Member of the Gauteng Provincial Legislature
- Incumbent
- Assumed office 2019

Member of the National Assembly of South Africa
- In office 2014–2019
- Constituency: Gauteng

Personal details
- Born: Anton De Waal Alberts 1970 (age 55–56)
- Party: Freedom Front Plus
- Education: University of Johannesburg
- Occupation: Politician
- Profession: Lawyer

= Anton Alberts (politician) =

South African lawyer and politician (born 1970)

 Anton De Waal Alberts (born 1970) is a South African lawyer and politician.
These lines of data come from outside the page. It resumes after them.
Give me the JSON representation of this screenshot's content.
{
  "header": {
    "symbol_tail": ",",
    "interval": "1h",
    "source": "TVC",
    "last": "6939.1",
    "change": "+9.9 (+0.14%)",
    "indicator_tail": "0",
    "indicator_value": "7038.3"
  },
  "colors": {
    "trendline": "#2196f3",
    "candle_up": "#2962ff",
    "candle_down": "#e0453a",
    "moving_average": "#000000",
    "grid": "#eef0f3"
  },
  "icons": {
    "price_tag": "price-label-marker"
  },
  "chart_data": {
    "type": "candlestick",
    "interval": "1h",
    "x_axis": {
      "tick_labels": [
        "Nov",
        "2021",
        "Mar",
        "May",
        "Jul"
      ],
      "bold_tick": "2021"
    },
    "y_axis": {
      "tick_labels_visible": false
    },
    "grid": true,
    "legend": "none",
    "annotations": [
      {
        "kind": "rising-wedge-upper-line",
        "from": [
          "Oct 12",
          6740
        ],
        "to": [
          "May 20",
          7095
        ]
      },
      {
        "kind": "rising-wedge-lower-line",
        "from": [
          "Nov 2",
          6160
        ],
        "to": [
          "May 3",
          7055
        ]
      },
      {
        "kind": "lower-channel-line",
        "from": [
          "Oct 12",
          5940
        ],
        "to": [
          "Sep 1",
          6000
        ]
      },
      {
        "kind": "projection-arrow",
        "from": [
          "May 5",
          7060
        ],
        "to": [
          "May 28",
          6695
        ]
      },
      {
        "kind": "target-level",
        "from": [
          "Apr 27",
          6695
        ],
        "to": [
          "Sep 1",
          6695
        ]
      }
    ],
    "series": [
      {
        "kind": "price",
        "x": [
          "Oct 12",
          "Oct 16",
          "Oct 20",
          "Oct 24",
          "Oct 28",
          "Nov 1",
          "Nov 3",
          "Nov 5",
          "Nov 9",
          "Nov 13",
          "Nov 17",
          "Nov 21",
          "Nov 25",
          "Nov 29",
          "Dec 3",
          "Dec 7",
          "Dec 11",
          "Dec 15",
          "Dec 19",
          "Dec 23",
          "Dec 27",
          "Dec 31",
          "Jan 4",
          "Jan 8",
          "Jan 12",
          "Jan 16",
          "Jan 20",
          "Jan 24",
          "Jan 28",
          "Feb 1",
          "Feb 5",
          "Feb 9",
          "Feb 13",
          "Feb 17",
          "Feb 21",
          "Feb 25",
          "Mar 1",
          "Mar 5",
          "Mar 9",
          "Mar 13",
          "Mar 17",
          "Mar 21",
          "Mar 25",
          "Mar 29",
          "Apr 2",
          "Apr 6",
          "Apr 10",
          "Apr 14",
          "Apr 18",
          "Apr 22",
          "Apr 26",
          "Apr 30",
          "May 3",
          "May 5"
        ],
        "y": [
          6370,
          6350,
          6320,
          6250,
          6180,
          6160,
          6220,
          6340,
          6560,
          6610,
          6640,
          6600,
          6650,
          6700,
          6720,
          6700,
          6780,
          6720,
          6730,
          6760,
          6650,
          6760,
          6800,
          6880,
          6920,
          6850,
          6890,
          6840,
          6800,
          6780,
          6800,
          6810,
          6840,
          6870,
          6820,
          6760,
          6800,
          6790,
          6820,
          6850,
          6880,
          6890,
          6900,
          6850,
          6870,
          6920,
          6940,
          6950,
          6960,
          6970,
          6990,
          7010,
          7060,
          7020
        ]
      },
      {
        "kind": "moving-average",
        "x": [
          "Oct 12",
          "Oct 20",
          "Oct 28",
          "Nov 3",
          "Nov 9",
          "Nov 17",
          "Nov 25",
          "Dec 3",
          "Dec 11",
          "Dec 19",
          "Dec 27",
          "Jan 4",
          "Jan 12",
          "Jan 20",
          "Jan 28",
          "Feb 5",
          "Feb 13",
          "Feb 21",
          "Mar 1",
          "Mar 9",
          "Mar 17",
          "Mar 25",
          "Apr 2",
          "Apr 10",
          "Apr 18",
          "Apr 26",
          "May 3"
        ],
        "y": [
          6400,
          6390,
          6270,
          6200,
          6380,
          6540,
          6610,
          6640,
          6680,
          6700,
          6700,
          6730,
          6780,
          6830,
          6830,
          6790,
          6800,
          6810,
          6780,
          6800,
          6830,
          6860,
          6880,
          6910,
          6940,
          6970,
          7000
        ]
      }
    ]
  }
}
He serves as a member of the Gauteng Provincial Legislature as leader of the Freedom Front Plus.

==Early life==
Anton De Waal Alberts was born in 1970. He graduated from the Randse Afrikaanse Universiteit, where he earned an LLB degree, followed by a master's degree in International Law in 1998.

==Career==
Alberts taught the Law at his alma mater, the University of Johannesburg, as well as Technikon South Africa (now part of the University of South Africa), the University of the Witwatersrand and Rhodes University.

He is a member of Freedom Front Plus, where he serves as the National Chairperson. Between 2009–2019, Alberts has served as a member of the National Assembly of South Africa. After the 2019 general election he was elected to the Gauteng Provincial Legislature.

==Personal life==
Alberts resides in Gauteng, South Africa.